Le public attend qu’on aille très loin donc le degré d’exigence est le même pour nous. On est tous très motivés pour réussir de grandes choses tout en sachant que c’est de plus en plus compliqué. C’est toujours le même défi, même si certaines équipes se sont bonifiées. Cela va être très dur de venir à bout de l’Espagne qui en plus à domicile, devant ses supporteurs, est la favorite du tournoi. La Croatie, le Danemark ne seront également pas loin. Il faut tenir compte que la formule a changé et que nous n’avons plus de droit à l’erreur dès la fin de la phase de poule. Mais, l’envie d’aller très loin est intacte. 
 
Dans ce concert mondial, l’Allemagne a momentanément disparu des radars…
N’allons pas trop vite en besogne ! Certes, ils ont perdu contre les Tunisiens mais ils sont tombés face à un adversaire de qualité, assez atypique avec des joueurs aux qualités physiques qui peuvent surprendre. L’Allemagne peut prendre confiance sur les matches qui arrivent. 
 
Depuis 2007, l’Allemagne n’a plus de résultats…
Ce n’est pas parce qu’elle n’a pas eu de résultats sur les dernières compétitions qu’on doit l’oublier. Il faudra s’en méfier car il y a dans cette équipe, des joueurs habitués à disputer des matches de haut niveau tous les week-ends, je suis bien placé pour les connaître. Sur un match, ils sont capables d’élever leur niveau de jeu et être performants collectivement. 
 
Je viens de parler de 2007, ce n’est pas une année qui vous ravit…

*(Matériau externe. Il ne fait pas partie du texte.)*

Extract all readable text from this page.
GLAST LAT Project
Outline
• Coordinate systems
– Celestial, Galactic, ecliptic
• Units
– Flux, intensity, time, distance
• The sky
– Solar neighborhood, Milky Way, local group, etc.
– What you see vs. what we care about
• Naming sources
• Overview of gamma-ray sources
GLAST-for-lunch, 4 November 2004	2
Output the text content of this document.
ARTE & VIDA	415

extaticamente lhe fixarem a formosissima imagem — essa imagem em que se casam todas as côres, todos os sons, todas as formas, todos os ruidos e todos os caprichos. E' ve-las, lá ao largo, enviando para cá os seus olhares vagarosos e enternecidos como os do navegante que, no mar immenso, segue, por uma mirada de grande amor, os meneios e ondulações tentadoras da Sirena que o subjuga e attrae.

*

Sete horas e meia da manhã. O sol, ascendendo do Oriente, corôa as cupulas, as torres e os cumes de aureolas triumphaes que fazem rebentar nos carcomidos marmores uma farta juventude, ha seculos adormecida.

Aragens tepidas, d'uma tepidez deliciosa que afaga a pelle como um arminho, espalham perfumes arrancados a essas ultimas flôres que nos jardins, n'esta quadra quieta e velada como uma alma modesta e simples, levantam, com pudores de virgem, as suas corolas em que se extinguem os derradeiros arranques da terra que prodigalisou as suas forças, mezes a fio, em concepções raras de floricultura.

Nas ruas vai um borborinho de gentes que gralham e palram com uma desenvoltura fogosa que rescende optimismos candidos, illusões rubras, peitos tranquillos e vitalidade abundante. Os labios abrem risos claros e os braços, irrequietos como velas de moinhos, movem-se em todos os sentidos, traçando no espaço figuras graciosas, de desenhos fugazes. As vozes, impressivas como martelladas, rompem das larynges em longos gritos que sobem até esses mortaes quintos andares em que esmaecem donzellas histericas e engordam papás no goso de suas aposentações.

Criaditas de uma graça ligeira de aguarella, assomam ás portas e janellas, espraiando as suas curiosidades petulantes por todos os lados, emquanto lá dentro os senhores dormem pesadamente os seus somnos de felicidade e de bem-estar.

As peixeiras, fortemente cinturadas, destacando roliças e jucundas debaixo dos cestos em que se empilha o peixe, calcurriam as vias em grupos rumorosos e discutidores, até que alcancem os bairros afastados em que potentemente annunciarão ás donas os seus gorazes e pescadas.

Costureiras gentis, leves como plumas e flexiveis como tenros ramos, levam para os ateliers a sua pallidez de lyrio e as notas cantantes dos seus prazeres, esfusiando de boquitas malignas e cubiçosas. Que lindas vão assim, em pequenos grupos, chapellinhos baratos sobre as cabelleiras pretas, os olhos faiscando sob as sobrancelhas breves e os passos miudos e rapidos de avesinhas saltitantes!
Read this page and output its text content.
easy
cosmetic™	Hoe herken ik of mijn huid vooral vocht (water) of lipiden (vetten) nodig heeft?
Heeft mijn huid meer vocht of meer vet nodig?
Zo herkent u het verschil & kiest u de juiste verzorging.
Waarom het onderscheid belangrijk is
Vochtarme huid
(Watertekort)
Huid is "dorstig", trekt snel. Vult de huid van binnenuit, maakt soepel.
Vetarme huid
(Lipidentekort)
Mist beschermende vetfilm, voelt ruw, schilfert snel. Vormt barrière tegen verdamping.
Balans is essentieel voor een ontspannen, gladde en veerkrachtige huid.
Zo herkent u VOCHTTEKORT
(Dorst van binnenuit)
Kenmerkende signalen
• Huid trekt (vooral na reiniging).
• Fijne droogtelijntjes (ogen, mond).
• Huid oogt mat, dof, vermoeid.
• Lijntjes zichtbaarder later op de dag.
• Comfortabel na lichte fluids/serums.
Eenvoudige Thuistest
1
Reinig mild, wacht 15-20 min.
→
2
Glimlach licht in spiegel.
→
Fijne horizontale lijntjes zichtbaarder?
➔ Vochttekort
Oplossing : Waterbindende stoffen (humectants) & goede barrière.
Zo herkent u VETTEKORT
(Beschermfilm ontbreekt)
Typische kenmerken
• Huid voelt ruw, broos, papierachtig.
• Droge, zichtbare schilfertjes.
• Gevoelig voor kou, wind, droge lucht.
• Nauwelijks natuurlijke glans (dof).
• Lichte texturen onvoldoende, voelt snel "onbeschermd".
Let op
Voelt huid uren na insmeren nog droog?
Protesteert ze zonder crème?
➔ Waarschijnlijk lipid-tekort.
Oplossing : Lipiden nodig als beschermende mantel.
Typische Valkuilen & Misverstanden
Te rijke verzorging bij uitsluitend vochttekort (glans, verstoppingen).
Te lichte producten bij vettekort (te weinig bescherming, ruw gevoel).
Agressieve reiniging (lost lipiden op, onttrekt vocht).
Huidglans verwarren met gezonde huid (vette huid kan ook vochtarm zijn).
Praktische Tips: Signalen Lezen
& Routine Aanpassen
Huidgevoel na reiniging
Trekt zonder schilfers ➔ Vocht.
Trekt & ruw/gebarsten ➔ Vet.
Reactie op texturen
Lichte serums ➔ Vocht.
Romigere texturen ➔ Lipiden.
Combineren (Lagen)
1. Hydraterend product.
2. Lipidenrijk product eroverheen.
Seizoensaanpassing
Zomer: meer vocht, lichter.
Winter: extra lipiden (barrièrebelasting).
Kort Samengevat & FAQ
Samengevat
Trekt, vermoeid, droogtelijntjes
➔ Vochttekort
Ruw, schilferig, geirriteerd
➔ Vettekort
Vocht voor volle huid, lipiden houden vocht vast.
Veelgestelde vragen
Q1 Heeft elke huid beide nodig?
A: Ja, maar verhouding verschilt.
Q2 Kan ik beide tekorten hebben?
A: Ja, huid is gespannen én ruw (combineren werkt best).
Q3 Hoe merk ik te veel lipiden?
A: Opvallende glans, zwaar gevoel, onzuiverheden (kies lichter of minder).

Le Mondial en Allemagne ne reste pas un bon souvenir (c’est d’ailleurs le seul que Titi n’a pas terminé avec une médaille autour du cou), il y a eu de la déception et de la frustration. Maintenant, on ne va pas réécrire l’histoire, on s’en est servi par la suite pour corriger certaines choses et ne pas retomber dans certains pièges. Cela fait partie de l’histoire de l’équipe de France, il faut savoir l’accepter.
 
Malgré l’accroc serbe, pour vous, l’année 2012 a été exceptionnelle…
Oui, avec Kiel, j’ai remporté la Ligue des Champions, le championnat et la coupe d’Allemagne et avec la sélection, les Jeux de Londres. Ça restera pour moi une des plus belles années et c’était vraiment magique de pouvoir vivre ces moments-là. 
 
C’est pour cela qu’il faut que cela continue…
La motivation est toujours là. Nous, les plus anciens qui avons déjà gagné des trophées, on a encore  faim et ce qui est tout aussi important, comme une véritable mission, c’est transmettre aux plus jeunes cette culture de la victoire, cette exigence, cette remise en question permanente comme d’autres l’ont fait pour nous.